- Location: Koochiching County, Minnesota
- Coordinates: 48°02′13″N 93°28′30″W﻿ / ﻿48.037°N 93.475°W
- Area: 25,411 acres (10,283 ha)
- Designated: 1965

= Lake Agassiz Peatlands Natural Area =

Protected area in Minnesota, US

Lake Agassiz Peatlands Natural Area is a 25411 acre National Natural Landmark located in Koochiching County, Minnesota consisting of peatlands. The Myrtle Lake Peatland State Natural Area is contained within the Lake Agassiz Peatlands and covers 22950 acre.

== Description ==
Peatlands cover more than 10% of Minnesota and compared to other Minnesota ecosystems, have not been cleared or fragmented by development. Minnesota has over 6 million acres of peatlands, more than any other U.S. state except Alaska. Minnesota peatlands are accessible to researchers, and do not have permafrost, allowing for study of groundwater hydrology. They are also unusually close to the prairie-forest border compared to other North American peatlands. Extensive glacial lake plains also lie within the Laurentian Mixed Forest Province of Minnesota.
Raised bogs, water track fens including pattern water tracks or fens and featureless water tracks, and spring fens all exist in Lake Agassiz Peatlands Natural Area.

== History ==

=== Formation ===
Minnesota's peatlands began to form about 5-6,000 years ago when the climate cooled and precipitation increased. They formed in part of the footprint from Lake Agassiz, a lake fed by meltwater from the retreating Laurentide Ice sheet at the end of the last ice age.
Peat formation requires low-oxygen conditions that prevent normal decomposition of plant debris, and occurs in areas of poor drainage where there is more precipitation than evaporation. The water table also is high, at or near the surface, and saturates dead plant material, allowing organic matter to accumulate and form peat.

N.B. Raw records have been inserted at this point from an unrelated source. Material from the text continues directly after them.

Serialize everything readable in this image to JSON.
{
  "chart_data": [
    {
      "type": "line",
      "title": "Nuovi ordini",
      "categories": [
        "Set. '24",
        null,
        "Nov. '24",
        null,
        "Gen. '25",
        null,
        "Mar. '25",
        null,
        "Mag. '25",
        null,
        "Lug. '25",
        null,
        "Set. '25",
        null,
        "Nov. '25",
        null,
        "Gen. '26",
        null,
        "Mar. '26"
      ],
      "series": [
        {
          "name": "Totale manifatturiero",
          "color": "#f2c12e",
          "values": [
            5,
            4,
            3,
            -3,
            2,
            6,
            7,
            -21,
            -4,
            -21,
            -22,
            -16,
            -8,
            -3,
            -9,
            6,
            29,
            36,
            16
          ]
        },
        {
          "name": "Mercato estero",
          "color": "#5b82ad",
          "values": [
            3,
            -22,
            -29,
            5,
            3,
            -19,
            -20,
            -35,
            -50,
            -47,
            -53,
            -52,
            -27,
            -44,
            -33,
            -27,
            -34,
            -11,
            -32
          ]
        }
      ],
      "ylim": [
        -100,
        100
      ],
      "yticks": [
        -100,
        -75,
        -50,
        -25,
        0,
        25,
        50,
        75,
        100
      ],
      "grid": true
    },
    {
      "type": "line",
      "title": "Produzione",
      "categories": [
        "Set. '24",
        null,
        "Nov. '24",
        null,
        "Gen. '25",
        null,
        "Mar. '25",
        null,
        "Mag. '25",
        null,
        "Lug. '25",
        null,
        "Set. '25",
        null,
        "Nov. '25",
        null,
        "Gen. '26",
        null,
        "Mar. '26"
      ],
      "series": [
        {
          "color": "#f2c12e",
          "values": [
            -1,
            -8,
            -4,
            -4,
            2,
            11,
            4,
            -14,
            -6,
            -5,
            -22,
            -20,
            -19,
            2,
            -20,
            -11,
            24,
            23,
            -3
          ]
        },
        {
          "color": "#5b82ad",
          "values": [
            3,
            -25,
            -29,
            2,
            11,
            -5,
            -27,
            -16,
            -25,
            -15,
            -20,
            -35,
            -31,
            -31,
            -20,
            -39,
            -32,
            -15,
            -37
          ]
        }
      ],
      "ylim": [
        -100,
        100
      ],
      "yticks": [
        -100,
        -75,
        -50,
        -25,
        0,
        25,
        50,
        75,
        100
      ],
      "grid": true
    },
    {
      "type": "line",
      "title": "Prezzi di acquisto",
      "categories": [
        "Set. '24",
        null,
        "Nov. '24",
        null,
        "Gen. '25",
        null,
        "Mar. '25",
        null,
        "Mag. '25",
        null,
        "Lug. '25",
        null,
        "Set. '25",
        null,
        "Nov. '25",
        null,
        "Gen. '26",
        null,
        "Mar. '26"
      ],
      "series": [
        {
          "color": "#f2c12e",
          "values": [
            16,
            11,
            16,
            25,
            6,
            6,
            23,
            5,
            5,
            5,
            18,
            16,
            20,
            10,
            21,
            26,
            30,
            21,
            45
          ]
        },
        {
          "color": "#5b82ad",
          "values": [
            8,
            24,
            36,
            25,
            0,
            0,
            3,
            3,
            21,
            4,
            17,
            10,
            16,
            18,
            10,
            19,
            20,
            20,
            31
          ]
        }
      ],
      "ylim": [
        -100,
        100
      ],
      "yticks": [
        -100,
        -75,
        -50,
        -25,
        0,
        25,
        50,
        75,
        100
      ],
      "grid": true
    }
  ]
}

Some Minnesota peatlands are acidic, deep, and over 4,000 years old and support black spruce bogs and poor swam forests.

=== National Natural Landmark designation ===
Designated in November 1965 under the Historic Sites Act, its ownership and oversight are provided by the National Park Service of the United States. This designation from the United States Secretary of the Interior, gives it recognition as an outstanding example of the nation's natural history. The designation describes it as
An example of the extensive peatlands occupying the bed of ancient glacial Lake Agassiz, illustrating the process of peat accumulation over about 11,000 years. The area contains Myrtle Lake Bog, which developed contrary to the usual successional process of lake filling, and is an excellent example of both raised and string bogs.

== Natural diversity ==

=== Flora ===
Plants found in Minnesota peatlands include leather leaf, Labrador tea, sundews, bladderworts, black spruce, swamp laurel, bog rosemary, and sedges, cotton grasses, bog birch, willows, and brown and sphagnum moss species.

Endangered, threatened, or plants of concern can be found in Minnesota peatlands such as linear-leaved sundew, English sundew, coastal sedge, twig rush, bog rush, sooty colored beak-rush, and montane yellow-eyed grass.

=== Fauna ===
Otherwise uncommon animals in Minnesota peatlands include northern bog lemming, short-eared owl, yellow rail, and Wilson's phalarope. Some shrews and voles also inhabit peatlands, as well as red squirrels and snowshoe hares. With the construction of ditches, beaver, muskrat, otter, and mink are now more common.

Prior to the loss of migration routes in the early 1900s, woodland caribou were present in Minnesota peatlands.

Great grey owls live permanently in forested peatlands. Migratory birds come to peatlands in spring and summer months.